The European Medicines Agency (EMA) has confirmed its recommendation to suspend a number of medicines for which authorization in the European Union (EU) was primarily based on clinical studies conducted at GVK Biosciences in Hyderabad, India. This is the outcome of a re-examination requested by marketing authorization holders for seven of the medicines concerned.
EMA’s Committee for Medicinal Products for Human Use (CHMP) had adopted its original recommendation in January 2015 following an inspection of GVK Biosciences’ site at Hyderabad by the French medicines agency (ANSM) that raised concerns about how GVK Biosciences conducted studies at the site on behalf of marketing authorisation holders. The inspection revealed data manipulations of electrocardiograms (ECGs) during the conduct of some studies of generic medicines, which appeared to have taken place over a period of at least five years. Their systematic nature, the extended period of time during which they took place and the number of members of staff involved cast doubt on the integrity of the conduct of trials at the site generally and on the reliability of data generated.
During the re-examination, the CHMP concluded that concerns about reliability of the clinical studies remain and therefore maintained its recommendation of January 2015 to suspend medicines for which no supporting data from other studies were available. This is with the exception of one medicine included in the re-examination for which concerns about studies were addressed. This medicine is now no longer recommended for suspension.
As a result of the CHMP’s January 2015 opinion and the re-examination, around 700 pharmaceutical forms and strengths of medicines studied at the Hyderabad site remain recommended for suspension. For around 300 other pharmaceutical forms and strengths, sufficient supporting data from other sources had been provided; these medicines will therefore remain on the market in the EU. The updated list of medicines for which the CHMP recommends suspension is available on the EMA website.
The CHMP noted that there is no evidence of harm or lack of effectiveness linked to the conduct of studies by GVK Biosciences at Hyderabad. Some of these medicines may remain on the market in some countries if they are of critical importance for patients because alternatives cannot meet patients’ needs.
The decision on whether a medicine is critical for patients lies with the national authorities of EU Member States depending on the situation in their country. For medicines that are considered critical, companies are given 12 months to submit additional data.
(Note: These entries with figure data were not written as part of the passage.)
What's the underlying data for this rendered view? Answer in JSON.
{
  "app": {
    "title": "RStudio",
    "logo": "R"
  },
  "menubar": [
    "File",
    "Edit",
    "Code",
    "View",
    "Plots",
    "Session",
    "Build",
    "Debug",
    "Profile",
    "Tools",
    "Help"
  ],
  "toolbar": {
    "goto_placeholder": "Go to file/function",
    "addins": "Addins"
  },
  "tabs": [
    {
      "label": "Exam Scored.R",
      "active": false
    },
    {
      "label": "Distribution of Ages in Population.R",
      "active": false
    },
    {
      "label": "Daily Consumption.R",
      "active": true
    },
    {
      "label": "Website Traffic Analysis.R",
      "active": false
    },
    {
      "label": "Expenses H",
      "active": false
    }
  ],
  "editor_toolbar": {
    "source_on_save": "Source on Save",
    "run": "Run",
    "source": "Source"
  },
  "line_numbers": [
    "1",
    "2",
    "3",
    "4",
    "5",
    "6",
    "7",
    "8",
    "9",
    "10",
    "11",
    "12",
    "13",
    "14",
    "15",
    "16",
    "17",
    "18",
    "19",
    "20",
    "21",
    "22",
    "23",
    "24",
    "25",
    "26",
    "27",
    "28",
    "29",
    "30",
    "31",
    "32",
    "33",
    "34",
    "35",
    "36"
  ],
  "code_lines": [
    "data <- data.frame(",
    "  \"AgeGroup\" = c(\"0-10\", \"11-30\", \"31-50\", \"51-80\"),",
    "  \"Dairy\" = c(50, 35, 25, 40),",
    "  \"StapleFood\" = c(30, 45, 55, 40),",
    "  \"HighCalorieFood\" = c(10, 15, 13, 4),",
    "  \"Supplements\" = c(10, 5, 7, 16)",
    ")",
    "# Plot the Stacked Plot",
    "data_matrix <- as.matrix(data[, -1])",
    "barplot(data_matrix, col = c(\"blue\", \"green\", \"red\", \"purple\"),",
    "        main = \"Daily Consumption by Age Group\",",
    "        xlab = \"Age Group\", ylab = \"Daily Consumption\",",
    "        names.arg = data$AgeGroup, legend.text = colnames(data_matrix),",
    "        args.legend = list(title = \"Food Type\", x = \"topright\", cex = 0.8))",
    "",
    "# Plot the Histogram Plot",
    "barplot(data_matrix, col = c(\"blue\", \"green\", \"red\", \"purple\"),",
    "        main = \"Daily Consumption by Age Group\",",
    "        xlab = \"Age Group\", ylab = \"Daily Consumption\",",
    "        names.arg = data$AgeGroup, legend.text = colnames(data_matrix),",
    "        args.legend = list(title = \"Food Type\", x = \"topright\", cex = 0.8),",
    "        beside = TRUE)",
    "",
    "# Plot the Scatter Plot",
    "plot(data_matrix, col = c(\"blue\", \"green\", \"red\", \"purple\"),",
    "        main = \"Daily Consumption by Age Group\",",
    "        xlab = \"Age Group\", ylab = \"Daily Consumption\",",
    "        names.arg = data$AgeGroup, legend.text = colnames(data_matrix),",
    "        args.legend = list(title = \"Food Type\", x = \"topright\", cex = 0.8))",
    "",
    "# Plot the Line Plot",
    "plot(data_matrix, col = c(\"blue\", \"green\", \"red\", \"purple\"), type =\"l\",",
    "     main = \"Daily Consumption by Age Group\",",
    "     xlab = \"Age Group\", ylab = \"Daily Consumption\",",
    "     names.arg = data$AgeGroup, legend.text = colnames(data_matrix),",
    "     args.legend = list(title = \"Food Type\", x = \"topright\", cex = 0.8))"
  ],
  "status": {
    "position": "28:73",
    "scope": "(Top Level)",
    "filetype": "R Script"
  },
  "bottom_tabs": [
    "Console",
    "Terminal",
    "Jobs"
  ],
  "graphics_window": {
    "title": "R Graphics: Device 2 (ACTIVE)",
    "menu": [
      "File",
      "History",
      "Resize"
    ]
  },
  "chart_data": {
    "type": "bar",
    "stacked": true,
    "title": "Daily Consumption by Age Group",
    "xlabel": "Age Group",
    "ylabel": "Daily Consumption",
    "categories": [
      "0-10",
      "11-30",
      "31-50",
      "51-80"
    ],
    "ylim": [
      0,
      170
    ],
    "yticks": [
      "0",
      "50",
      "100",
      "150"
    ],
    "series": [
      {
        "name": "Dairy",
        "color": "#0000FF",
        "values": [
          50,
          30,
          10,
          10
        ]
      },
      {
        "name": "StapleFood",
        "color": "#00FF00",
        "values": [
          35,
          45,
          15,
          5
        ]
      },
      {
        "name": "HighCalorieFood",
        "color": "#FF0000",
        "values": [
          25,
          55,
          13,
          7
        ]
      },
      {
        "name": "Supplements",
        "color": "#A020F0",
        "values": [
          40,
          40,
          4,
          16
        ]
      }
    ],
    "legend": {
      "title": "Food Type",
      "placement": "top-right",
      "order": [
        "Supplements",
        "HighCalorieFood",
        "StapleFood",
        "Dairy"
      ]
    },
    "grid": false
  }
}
EMA and national authorities work closely with international partners to ensure that studies underpinning marketing authorisations in the EU are carried out to the highest standards and that the companies involved comply fully with all aspects of Good Clinical Practice (GCP). The CHMP’s recommendation will now be sent to the European Commission for a legally binding decision. This decision will apply to all Member States irrespective of whether or not they have taken interim measures to suspend medicines.